Recent theories of Organisation
(Notes in lieu of reading Burnes chapter3 - Adapted from: Burnes, B. (2009) Managing
Change, Fifth edition, Pearson Education Limited)
The focus of this chapter is on what Burnes describes as proto-paradigms that have come to dominate Western managerial thinking and writing since the 1980s, namely:
The Culture-Excellence approach, the Japanese Management approach, and the Organisational Learning approach
However, it should be said that Burnes does not adequately circumscribe the notion of
'paradigm' and, if we were to follow Thomas Kuhn's lead, then these three movements would probably not qualify for paradigm status, whereas the previously discussed approaches
(classical, human relations and contingency, could possibly fit the definition of a paradigms better). Culture-excellence is very much an attempt to counter Japanese competitiveness by drawing on and re-shaping the American and British traditions of individualism and free market liberalism.
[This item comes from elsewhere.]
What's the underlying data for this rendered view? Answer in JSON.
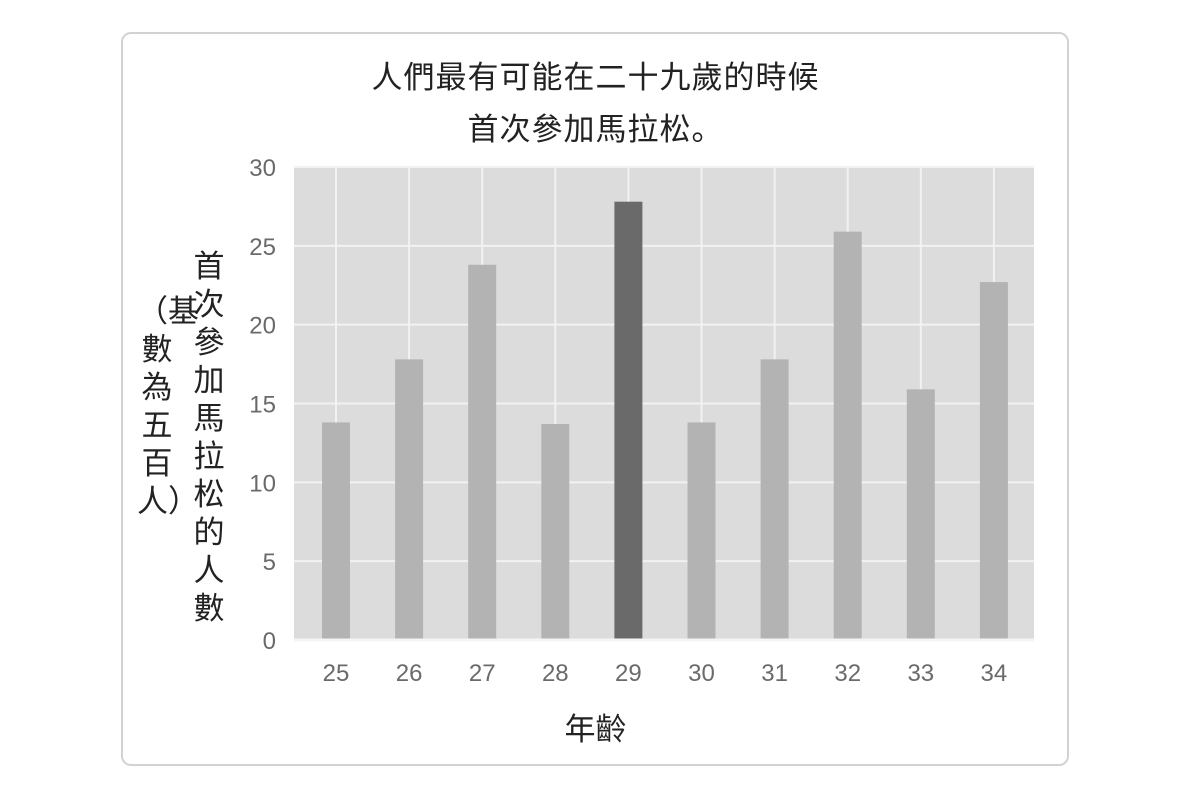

It emerged in the early 1980s and its principal exponents (Tom Peters and Robert Waterman,
1982; Rosabeth Moss Kanter, 1989; and Charles Handy, 1989) have attempted both to predict and to promote the ways in which successful (excellent) companies will and should operate in the future. Peters and Waterman, Kanter, and Handy argue that organisations are entering a new age, where familiar themes are taking on different meanings and are being expressed in a new language. Contrasting the old with the new, they argue that:
Muscle power is being supplanted by brain power: the ability to make intelligent use of information to create ideas that add value and sustain competitiveness.
Organisation structures will be flatter and hierarchical and bureaucratic controls will be replaced by cultures that stress the need for, and facilitate, flexibility and adaptation.